Loss (or even the threat of loss) often helps us value what we otherwise may take for granted. Coming from a broken home left me with a longing for family. A cancer diagnosis focuses us to live without the pettiness that can drive our worries. I have found that the moments when I fear losing are the moments where I must discover God’s value the most. It is these moments where I learn what matters – even though others may regard it as worthless as a bowl of soup. So I invite us this morning to consider what threatens us, what makes us feel like losers, and what it means to know that even though we may be second-rate, God loves us deeply.

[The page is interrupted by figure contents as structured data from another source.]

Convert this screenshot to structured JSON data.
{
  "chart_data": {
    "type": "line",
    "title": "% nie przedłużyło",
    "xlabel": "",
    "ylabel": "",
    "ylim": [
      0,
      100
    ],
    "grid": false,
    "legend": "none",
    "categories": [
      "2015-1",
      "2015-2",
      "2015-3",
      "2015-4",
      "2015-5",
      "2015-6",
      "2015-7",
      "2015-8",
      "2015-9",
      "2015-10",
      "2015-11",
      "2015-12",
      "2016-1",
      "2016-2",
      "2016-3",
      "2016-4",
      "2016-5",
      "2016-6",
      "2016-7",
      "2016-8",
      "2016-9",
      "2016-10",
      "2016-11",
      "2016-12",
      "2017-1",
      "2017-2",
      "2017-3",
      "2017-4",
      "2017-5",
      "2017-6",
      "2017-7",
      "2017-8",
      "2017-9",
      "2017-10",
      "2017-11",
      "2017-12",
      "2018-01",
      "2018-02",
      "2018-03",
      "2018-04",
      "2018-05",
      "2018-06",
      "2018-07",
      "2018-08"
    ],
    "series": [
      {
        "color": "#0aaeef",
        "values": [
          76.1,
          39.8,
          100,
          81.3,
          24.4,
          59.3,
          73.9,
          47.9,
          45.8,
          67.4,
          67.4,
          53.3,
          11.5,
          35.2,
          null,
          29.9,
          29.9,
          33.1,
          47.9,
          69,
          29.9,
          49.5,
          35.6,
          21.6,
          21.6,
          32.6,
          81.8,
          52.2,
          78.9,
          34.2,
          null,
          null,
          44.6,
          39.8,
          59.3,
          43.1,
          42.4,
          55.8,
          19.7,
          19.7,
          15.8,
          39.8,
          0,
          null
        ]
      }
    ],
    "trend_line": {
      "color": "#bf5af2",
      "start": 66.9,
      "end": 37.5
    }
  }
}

And this is a crucial aspect to the narrative of God that we often miss. How he lifts up the lowly, honors the humble, celebrates the mourning and blesses the poor. God is the ultimate trickster, the one who takes what seems unseemly and makes it beautiful – shaming those who hurled insults along the way. The cross of Christ and the resurrection of Jesus is the punchline – the surprising reversal that few saw coming. You thought death was the final word? Well, joke’s on you.

What else can we do but smile? In the background of doubt and disappointment, of name-calling and cruelty, God stands up for those who are hurting. But even those like Esau – the supposed winners and strongmen – are not far from redemption. Though the brothers soon find themselves bitter enemies, God calls them toward reconciliation – instead of soup they eat a little crow. And so even if we have stories to tell where we were the ones pushing the other through the window, we can find that God will brings us back into grace. Because the love of God embodied in the story of Jesus promises that we are never too far gone that redemption cannot find us. May we be led by God’s spirit to a place where God’s favor finds us – and may we never take it for granted.